- Melinoë in Hades II
- First appearance: Hades II (2025)
- Voiced by: Judy Alice Lee

In-universe information
- Species: Demigod
- Family: Hades (father) Persephone (mother) Zagreus (brother)

= Melinoë (Hades) =

Fictional character from Hades II

Melinoë is a character in the 2025 video game Hades II. She is the game's protagonist as well as the sister of Zagreus, protagonist of the previous and first game of the series Hades, and daughter of Hades himself, his second born. She is a witch and is able to use magic techniques as well as weapons in combat, tasked with saving her father by killing the Titan Chronos. She is based on the mythological figure of the same name. Her character has received generally positive reception, with her relationships with Hecate and Nemesis being particularly praised.

Like Zagreus, Melinoë is bisexual and can form romantic relationships with Eris, Icarus, Moros, and Nemesis.

==Fictional character biography==

Melinoë appears as the protagonist of Hades II. She is the Princess of the Underworld, being the daughter of Hades and Persephone, and the younger sister of Zagreus. She was raised by Hecate, who rescued and subsequently hid her from the titan Chronos after he was revived and took vengeance on the House of Hades. During the events of the game, Melinoë has very little connection to her family, as she was taken by Hecate as an infant. However, she is fiercely loyal to them and will stop at nothing to see them freed from Chronos' imprisonment.

Under the protection of Hecate in the Crossroads, Melinoë was trained in the art of witchcraft, which lends her the majority of her abilities. She is also martially proficient in a variety of weaponry, which she uses in tandem with her magical abilities to fight the armies of Chronos.

==Concept and creation==
Melinoë is based on the mythological figure of the same name from Greek mythology, noted by The Guardian writer Patricia Hernandez as a character believed by some scholars to possibly be a syncretisation of the goddess Persephone. The team at Supergiant Games felt that the little information available for Melinoë was compelling, wanting to explore her story and familial connections, as well as "expand [their] vision of the underworld." They also desired to "explore and highlight magic in Greek mythology and its often misunderstood connections." She is voiced by Judy Alice Lee.

==Reception==
Melinoë has received generally positive reception. Siliconera writer Kazuma Hashimoto found her interesting, particularly her relationship with Nemesis, which he found intriguing due to the level of hostility between them.

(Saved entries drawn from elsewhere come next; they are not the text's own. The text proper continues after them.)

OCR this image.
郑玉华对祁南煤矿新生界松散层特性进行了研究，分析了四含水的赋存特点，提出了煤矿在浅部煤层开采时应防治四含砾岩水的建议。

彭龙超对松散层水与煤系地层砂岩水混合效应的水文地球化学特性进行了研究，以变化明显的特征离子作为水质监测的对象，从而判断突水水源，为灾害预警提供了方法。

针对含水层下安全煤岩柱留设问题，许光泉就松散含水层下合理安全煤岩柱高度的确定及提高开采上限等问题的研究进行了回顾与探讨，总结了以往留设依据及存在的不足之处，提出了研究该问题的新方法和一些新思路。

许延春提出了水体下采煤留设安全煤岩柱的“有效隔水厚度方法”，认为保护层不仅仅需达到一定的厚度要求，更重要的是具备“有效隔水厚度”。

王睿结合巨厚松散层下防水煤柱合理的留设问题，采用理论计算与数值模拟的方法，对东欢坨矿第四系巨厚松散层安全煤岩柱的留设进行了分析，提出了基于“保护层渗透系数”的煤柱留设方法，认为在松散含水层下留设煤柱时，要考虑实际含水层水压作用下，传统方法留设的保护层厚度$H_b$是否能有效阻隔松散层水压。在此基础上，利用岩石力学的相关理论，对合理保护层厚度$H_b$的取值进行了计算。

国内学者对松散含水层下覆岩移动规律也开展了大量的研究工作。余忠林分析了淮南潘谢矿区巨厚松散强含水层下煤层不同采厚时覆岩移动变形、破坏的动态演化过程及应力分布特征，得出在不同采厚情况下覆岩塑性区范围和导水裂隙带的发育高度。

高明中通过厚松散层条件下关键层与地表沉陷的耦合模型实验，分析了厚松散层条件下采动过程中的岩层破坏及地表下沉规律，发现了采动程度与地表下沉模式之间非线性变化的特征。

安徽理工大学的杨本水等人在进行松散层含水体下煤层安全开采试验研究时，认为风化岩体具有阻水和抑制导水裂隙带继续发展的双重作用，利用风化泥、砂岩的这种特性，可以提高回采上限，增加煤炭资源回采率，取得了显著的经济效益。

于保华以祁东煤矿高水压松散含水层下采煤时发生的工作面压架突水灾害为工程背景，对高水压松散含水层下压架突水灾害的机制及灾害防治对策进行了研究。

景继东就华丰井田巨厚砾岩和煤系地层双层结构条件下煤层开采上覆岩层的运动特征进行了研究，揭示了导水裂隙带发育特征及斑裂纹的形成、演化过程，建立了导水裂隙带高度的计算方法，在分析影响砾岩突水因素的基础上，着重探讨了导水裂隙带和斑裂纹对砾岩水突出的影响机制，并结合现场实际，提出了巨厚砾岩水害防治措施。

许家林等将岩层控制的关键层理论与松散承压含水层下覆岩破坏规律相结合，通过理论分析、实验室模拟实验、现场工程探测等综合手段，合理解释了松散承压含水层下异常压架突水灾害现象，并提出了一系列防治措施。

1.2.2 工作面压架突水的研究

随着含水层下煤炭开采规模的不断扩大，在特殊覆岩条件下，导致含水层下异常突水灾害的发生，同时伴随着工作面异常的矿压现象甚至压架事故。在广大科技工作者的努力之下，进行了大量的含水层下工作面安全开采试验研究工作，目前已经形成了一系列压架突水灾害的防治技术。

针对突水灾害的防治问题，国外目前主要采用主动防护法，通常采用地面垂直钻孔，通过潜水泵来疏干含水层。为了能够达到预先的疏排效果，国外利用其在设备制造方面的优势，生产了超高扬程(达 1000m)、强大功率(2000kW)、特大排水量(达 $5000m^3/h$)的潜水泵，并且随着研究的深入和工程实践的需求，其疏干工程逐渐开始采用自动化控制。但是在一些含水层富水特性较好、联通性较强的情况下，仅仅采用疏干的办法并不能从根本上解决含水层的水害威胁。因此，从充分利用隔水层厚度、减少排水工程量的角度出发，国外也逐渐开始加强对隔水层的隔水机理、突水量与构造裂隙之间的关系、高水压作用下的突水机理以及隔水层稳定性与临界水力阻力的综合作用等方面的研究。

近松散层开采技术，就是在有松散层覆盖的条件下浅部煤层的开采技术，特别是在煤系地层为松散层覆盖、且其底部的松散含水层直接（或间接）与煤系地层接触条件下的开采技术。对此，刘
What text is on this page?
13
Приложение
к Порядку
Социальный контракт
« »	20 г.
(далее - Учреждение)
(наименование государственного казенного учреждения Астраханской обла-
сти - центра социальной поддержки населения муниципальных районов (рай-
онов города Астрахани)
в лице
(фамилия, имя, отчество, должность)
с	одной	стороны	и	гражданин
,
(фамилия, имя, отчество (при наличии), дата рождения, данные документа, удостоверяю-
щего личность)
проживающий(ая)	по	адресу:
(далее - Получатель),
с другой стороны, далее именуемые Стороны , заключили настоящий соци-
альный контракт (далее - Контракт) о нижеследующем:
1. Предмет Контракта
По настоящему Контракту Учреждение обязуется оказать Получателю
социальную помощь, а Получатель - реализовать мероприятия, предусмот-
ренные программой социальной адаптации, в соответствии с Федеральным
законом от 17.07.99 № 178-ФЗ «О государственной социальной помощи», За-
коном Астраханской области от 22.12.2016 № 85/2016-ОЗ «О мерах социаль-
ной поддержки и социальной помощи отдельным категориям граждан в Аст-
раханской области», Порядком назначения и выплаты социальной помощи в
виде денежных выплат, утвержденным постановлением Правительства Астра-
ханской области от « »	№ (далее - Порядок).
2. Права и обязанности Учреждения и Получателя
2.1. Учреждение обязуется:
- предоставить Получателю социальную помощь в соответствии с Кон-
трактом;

Fellow Siliconera writer Brent Koepp agreed, finding himself relating to the rivalry between Melinoë and Nemesis, saying that it had his "blood boiling at first." He also discussed how invested he was in Melinoë's story, wanting to help her rescue her family. The relationship between Melinoë and Hecate was a standout moment for Arstechnica writer Kyle Orland, particularly how Hecate tests Melinoë's strength by serving as the game's first boss. Rolling Stone writers Christopher Cruz and Nikki McCann Ramirez contrasted her character from Zagreus, describing him as a jock while Melinoë was "much more studious, relentlessly disciplined, and overflowing with her own charm." Destructoid writer Gavin Wichmann felt that Melinoë's combat style, which he felt was more versatile than Zagreus' in the previous game, reflected the kind of character Melinoë was. He felt that her backstory of training to defeat Chronos was reflected in how certain moves, such as her Casts, could be used tactically, such as holding enemies in place. Wichmann also felt that Melinoë was unlike Zagreus in several ways, namely how she is more collected, calculating, and careful. Game Rant writer Josh Cotts felt that her differences from Zagreus helped Hades II avoid being in its predecessor's shadow, noting how her sincerity and seriousness helps make her unique.

Her mythological connections have been discussed by critics, with IGN Italy writer Stefano Castagnola stated before the release of Hades II that they should take creative liberties to soften up the aspect of the mythological Melinoë tormenting mortals. ZME Science writer Andrei Mihai discussed the similarities and differences between Melinoë in Hades II and the mythological figure. He noted certain liberties taken with the depiction, arguing that whether the mythological figure was an individual goddess is disputed, as well as whether she was the daughter of Zeus or Hades. The Mary Sue writer Vanessa Esguerra also discussed the Zeus and Hades aspect of the mythological figure's history, appreciating that they chose to take liberties with this and not depict that aspect.